What are the most promising research directions for understanding the broader metabolic context of UbiA in Burkholderia species?

Understanding the broader metabolic context of UbiA in Burkholderia species presents several promising research directions that could significantly advance both fundamental knowledge and biotechnological applications:

These research directions would benefit from the established methodologies for recombinant UbiA expression using systems like the PUAST vector while expanding our understanding of this enzyme's role in Burkholderia's remarkable metabolic flexibility.

What experimental approaches can help determine the in vivo significance of UbiA in Burkholderia species?

Determining the in vivo significance of UbiA in Burkholderia species requires comprehensive experimental approaches that bridge molecular techniques with physiological and ecological studies.
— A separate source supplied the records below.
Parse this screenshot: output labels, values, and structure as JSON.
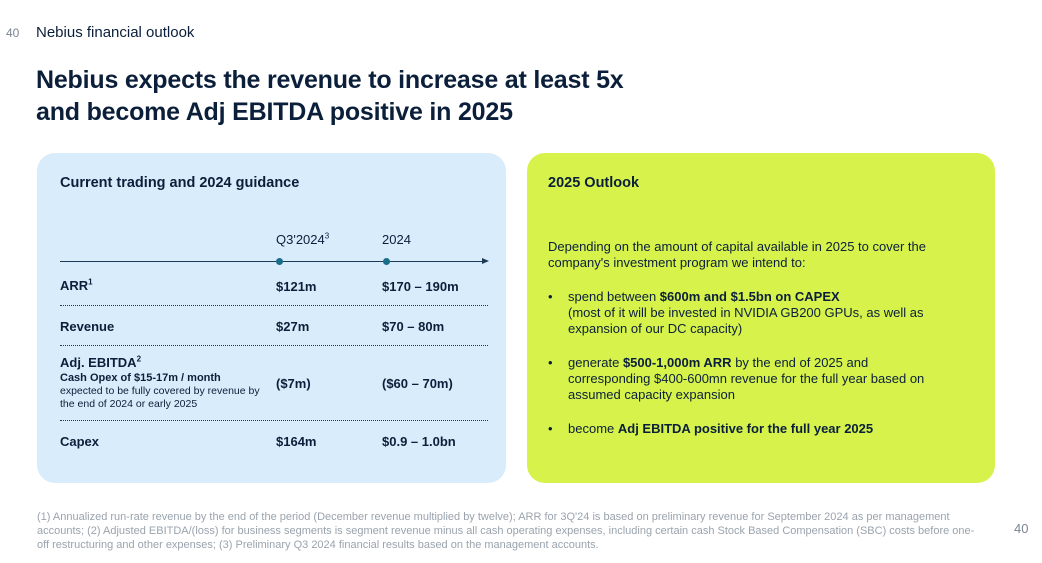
{
  "page": {
    "number": "40",
    "section": "Nebius financial outlook"
  },
  "title": {
    "line1": "Nebius expects the revenue to increase at least 5x",
    "line2": "and become Adj EBITDA positive in 2025"
  },
  "left_panel": {
    "heading": "Current trading and 2024 guidance",
    "columns": {
      "q3": "Q3'2024",
      "q3_sup": "3",
      "y2024": "2024"
    },
    "rows": {
      "arr": {
        "label": "ARR",
        "sup": "1",
        "q3": "$121m",
        "y2024": "$170 – 190m"
      },
      "revenue": {
        "label": "Revenue",
        "q3": "$27m",
        "y2024": "$70 – 80m"
      },
      "ebitda": {
        "label": "Adj. EBITDA",
        "sup": "2",
        "sub1": "Cash Opex of $15-17m / month",
        "sub2": "expected to be fully covered by revenue by the end of 2024 or early 2025",
        "q3": "($7m)",
        "y2024": "($60 – 70m)"
      },
      "capex": {
        "label": "Capex",
        "q3": "$164m",
        "y2024": "$0.9 – 1.0bn"
      }
    }
  },
  "right_panel": {
    "heading": "2025 Outlook",
    "intro": "Depending on the amount of capital available in 2025 to cover the company's investment program we intend to:",
    "bullet_mark": "•",
    "bullets": [
      {
        "pre": "spend between ",
        "bold": "$600m and $1.5bn on CAPEX",
        "post": "(most of it will be invested in NVIDIA GB200 GPUs, as well as expansion of our DC capacity)"
      },
      {
        "pre": "generate ",
        "bold": "$500-1,000m ARR",
        "post": " by the end of 2025 and corresponding $400-600mn revenue for the full year based on assumed capacity expansion"
      },
      {
        "pre": "become ",
        "bold": "Adj EBITDA positive for the full year 2025",
        "post": ""
      }
    ]
  },
  "footnote": "(1) Annualized run-rate revenue by the end of the period (December revenue multiplied by twelve); ARR for 3Q'24 is based on preliminary revenue for September 2024 as per management accounts; (2) Adjusted EBITDA/(loss) for business segments is segment revenue minus all cash operating expenses, including certain cash Stock Based Compensation (SBC) costs before one-off restructuring and other expenses; (3) Preliminary Q3 2024 financial results based on the management accounts.",
  "colors": {
    "left_panel_bg": "#d9ecfb",
    "right_panel_bg": "#d6f24b",
    "text": "#0b1f3a",
    "dot": "#1b6e8a"
  }
}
Researchers should consider implementing these methodological strategies:

• Genetic manipulation approaches:

  • Gene knockout/knockdown: Create UbiA deletion mutants using CRISPR-Cas9 or homologous recombination

  • Conditional expression systems: Develop inducible promoters to control UbiA expression levels

  • Complementation studies: Reintroduce wild-type or mutant UbiA to evaluate phenotype rescue

  • Site-directed mutagenesis: Create point mutations in chromosomal UbiA to assess specific residue functions

• Physiological characterization:

  • Growth profiling: Compare growth rates of wild-type and UbiA mutants under various conditions

  • Metabolic flexibility assessment: Evaluate ability to utilize different carbon sources across ED, PP, and EMP pathways

  • Stress response analysis: Test resistance to oxidative, temperature, pH, and nutrient stress

  • Respiration measurements: Quantify oxygen consumption rates to assess respiratory chain function

• Biochemical analyses:

  • Ubiquinone quantification: Measure levels using HPLC-MS in wild-type versus mutant strains

  • Metabolomic profiling: Identify metabolic shifts resulting from UbiA perturbation

  • Membrane composition analysis: Evaluate changes in lipid profiles and membrane properties

  • Electron transport chain activity: Measure complex activities in membrane preparations

• Environmental and ecological studies:

  • Soil and rhizosphere colonization: Compare persistence of wild-type and UbiA mutants

  • Biofilm formation capacity: Assess structural differences and stability

  • Interspecies competition assays: Evaluate competitive fitness in mixed microbial communities

  • Plant interaction studies: Measure plant growth promotion or pathogen protection capabilities

• Host interaction models (for relevant species):

  • Infection models: Assess virulence of UbiA mutants in appropriate host systems

  • Antimicrobial resistance profiles: Determine how UbiA affects resistance to clinically relevant antibiotics

  • Immune response elicitation: Measure host immune parameters during interaction with mutants

These approaches provide a comprehensive framework for understanding UbiA's significance across molecular, cellular, and ecological scales in the remarkably adaptable Burkholderia species.